What is your opinion now on how powerful machine intelligence will become?
Funny, but my answer relates to the old question: how many angels can sit on the head of a pin?
The brain is not a digital computer, and don’t think a digital processor will be capable of consciousness (though that doesn’t mean it can’t be very smart and help make huge scientific progress). I believe a conscious AI will be mostly analog in nature, probably based on some fancy combo of adaptive neural nets. as suggested decades ago by Moravec.
Taking that line, and looking at how far miniaturisation can go, then adding all the zeros that arise from the shorter signal transmission paths, faster switching speeds, faster comms, and the greater number of potential pathways using optical WDM than electronic connectivity, I calculated that a spherical pinhead (1mm across) could ultimately house the equivalent of 10,000 human brains. (I don’t know how smart angels are so didn’t quite get to the final step). You could scale that up for as much funding, storage and material and energy you can provide.

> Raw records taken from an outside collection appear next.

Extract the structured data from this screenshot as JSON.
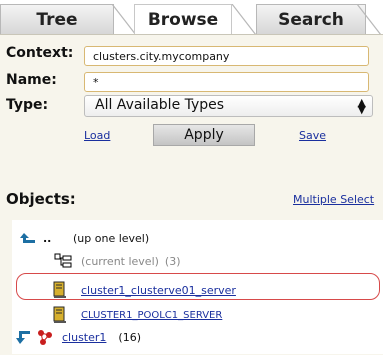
{
  "tabs": [
    {
      "label": "Tree",
      "active": false
    },
    {
      "label": "Browse",
      "active": true
    },
    {
      "label": "Search",
      "active": false
    }
  ],
  "form": {
    "context_label": "Context:",
    "context_value": "clusters.city.mycompany",
    "name_label": "Name:",
    "name_value": "*",
    "type_label": "Type:",
    "type_value": "All Available Types",
    "load_label": "Load",
    "apply_label": "Apply",
    "save_label": "Save"
  },
  "objects": {
    "heading": "Objects:",
    "multiple_select_label": "Multiple Select",
    "items": [
      {
        "marker": "..",
        "label": "(up one level)",
        "kind": "up-level"
      },
      {
        "label": "(current level)",
        "count": "(3)",
        "kind": "current-level"
      },
      {
        "label": "cluster1_clusterve01_server",
        "kind": "server",
        "selected": true
      },
      {
        "label": "CLUSTER1_POOLC1_SERVER",
        "kind": "server"
      },
      {
        "label": "cluster1",
        "count": "(16)",
        "kind": "cluster"
      }
    ]
  },
  "colors": {
    "link": "#1a2f9e",
    "highlight_border": "#d74a4a",
    "field_border": "#d8b873",
    "panel_bg": "#f7f5ec"
  }
}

However, what that quantifies is how many human equivalent AIs you could support. Very useful to know if you plan to build a future server farm to look after electronically immortal people. You could build a machine with the equivalent intelligence of the entire human race. But it doesn’t answer the question of how smart a single AI could ever be, or how powerful it could be. Quantity isn’t quality. You could argue that 1% of the engineers produce 99% of the value, even with only a fairly small IQ difference. 10 billion people may not be as useful for progress as 10 people with 5 times the IQ. And look at how controversial IQ is. We can’t even agree what intelligence is or how to quantify it.
Just based on loose language, how powerful or smart or intelligent an AI could become depends on the ongoing positive feedback loop. Adding more AI of the same intelligence level will enable the next incremental improvement, then using those slightly smarter AIs would get you to the next stage, a bit faster, ad infinitum. Eventually, you could make an AI that is really, really, really smart.
How smart is that? I don’t have the terminology to describe it. I can borrow an analogy though. Terry Pratchett’s early book ‘The Dark Side of the Sun’ has a character in it called The Bank. It was a silicon planet, with the silicon making a hugely smart mind. Imagine if a pinhead could house 10,000 human brains, and you have a planet of the stuff, and it’s all one big intellect instead of lots of dumb ones. Yep. Really, really, really smart.